René Maran, en conteur moraliste, a su très bien tirer parti des traditions littéraires africaine et française. Ce faisant, il a cherché à opérer au niveau de l’art la rencontre harmonieuse des deux cultures en présence, et à édifier l’entente qui s’avère impossible dans la réalité de la société coloniale. Si, sur le plan de cette réalité, Maran nous peint un tableau assez sombre de l’égoïsme et de la méchanceté, il ne semble pas, toutefois, désespérer totalement de voir sortir du chaos de la jungle humaine coloniale, un ordre supérieur qui soit au profit et du colonisateur et du colonisé. En fondant ainsi les deux traditions littéraires en des œuvres d’art harmonieusement exécutées, Maran, conteur négro-africain et moraliste français, laisse deviner son expression de foi en l’avènement de ce que le poète Senghor qualifie de « Civilisation de l’Universel ».

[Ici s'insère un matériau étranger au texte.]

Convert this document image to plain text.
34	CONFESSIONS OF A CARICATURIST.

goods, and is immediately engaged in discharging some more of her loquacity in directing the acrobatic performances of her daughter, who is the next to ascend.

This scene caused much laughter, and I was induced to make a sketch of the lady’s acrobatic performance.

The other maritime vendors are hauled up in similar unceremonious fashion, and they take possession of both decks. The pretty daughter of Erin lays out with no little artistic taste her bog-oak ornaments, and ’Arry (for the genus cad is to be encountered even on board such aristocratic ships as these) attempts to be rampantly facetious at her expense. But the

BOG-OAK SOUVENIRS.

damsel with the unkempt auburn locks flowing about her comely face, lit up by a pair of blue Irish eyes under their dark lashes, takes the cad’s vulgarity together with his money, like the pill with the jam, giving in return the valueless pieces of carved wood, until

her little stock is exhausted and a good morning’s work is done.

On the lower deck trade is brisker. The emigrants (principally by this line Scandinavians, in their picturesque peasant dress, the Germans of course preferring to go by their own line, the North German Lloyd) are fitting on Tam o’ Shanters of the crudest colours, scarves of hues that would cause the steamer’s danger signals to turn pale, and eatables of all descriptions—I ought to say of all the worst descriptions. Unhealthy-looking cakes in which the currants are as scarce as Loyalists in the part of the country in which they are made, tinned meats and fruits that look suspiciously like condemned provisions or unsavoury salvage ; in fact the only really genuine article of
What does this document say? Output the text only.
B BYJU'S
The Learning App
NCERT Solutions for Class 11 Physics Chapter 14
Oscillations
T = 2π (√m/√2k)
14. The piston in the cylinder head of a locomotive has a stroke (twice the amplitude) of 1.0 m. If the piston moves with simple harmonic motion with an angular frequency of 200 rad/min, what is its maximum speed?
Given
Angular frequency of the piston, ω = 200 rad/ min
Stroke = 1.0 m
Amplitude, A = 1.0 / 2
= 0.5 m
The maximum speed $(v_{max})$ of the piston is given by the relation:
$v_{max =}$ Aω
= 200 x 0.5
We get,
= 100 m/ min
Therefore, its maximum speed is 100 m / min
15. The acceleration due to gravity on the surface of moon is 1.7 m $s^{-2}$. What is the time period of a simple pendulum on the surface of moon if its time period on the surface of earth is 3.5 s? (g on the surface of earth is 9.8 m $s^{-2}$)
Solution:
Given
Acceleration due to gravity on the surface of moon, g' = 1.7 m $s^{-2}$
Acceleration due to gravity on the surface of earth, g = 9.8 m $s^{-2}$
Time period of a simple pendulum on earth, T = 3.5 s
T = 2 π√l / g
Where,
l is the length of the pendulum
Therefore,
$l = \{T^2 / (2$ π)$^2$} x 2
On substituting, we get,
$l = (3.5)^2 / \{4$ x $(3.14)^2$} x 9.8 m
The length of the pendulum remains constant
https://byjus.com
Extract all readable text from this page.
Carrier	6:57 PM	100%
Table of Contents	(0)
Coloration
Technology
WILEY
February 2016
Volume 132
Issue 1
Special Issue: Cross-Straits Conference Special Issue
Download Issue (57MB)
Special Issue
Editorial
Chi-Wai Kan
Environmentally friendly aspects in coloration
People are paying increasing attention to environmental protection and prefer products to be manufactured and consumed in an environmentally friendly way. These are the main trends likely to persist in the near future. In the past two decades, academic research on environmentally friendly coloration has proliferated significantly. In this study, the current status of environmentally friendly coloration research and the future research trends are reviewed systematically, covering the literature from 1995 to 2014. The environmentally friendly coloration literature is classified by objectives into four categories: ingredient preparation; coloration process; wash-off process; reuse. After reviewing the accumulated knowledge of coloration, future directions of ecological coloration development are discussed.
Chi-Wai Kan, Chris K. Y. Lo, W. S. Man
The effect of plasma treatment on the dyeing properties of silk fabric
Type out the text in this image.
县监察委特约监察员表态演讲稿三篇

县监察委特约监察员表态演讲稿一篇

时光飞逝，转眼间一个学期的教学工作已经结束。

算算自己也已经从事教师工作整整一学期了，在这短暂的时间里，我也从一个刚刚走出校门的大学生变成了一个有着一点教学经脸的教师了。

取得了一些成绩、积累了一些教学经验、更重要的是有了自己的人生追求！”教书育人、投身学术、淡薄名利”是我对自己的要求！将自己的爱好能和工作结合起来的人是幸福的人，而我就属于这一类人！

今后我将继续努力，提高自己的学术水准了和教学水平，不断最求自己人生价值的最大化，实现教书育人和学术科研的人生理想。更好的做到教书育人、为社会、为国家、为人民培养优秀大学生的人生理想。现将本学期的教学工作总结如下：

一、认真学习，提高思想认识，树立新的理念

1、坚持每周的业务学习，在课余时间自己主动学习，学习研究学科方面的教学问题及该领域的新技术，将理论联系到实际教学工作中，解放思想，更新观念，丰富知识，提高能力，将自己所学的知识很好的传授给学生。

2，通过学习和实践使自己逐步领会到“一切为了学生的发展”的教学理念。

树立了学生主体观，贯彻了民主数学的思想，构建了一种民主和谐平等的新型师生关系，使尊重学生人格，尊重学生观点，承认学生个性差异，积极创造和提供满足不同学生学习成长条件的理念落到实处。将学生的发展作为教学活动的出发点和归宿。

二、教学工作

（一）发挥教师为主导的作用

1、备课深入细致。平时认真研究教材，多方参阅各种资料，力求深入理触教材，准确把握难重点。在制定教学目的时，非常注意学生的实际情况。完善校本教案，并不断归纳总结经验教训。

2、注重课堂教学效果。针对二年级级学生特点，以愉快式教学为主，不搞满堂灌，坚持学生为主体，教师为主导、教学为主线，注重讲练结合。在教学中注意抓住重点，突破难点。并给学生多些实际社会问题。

[1] Voir notre article, « Portée révolutionnaire du premier « roman nègre », Ethiopiques, n° 19 (juillet 1979), pp. 85-91.

[2] Voir Léopold Sédar Senghor in Hommage à René Maran (Paris : Présence Africaine, 1965), p. 9.

[3] Notre étude sur cette querelle, « Le prix Goncourt de 1921 et la querelle de Batouala » paraîtra prochainement dans Research in African Literatures, vol II, n° 4, Austin. Texas.

[4] René Maran, Légendes et coutumes nègres de l’Oubangui-Chari : Choses vues. Les Œuvres Libres (Paris : Fayard, 1933), p. 344.

[5] René Maran, cité par Adrien Jans, « Les Ecrivains noirs », Le Soir, n° 169 (19 juin 1954), p. 7.

[6] Légendes et coutumes nègres de l’Oubangui-Chari, p. 344.

[7] Maran, cité par Adrien ans, lac. cit., p.7.

[8] Bêtes de la brousse (Paris : Albin Michel, 1941), p. 167.

[9] Bacouya le cynocéphale (Paris : Albin Miche, 1953), p. 34.

[10] Ibid., p. 124.

 

[11] La Fontaine, Fables choisies et mises en vers, texte établis et présenté par F. Gohin (Paris : Les Belles Lettres, 1934) p. 11-12.

[12] Bêtes de la brousse, p. 34.

[13] Ibid. p. 36.

[14] Ibid.

[15] Lettre de Maran à un ami belge, datée du 14 septembre 1943.

[16] Bêtes de la brousse, p. 70.

[17] Ibid., p. 96.

[18] Djouma chien de brousse (Paris : Albin Michel, 1927), p. 107.

[19] Ibid., p. 215.

[20] Lettre de Maran à un ami belge, datée du 14 septembre 1943.

[21] Léopold Sédar Senghor, Préface aux Nouveaux Contes d’Amadou Koumba par Bernard Dadié, (Paris : Présence Africaine, 1958), p. 8.

[22] René Maran, cité par R. Violaines in Hommage à René Maran, p. 36.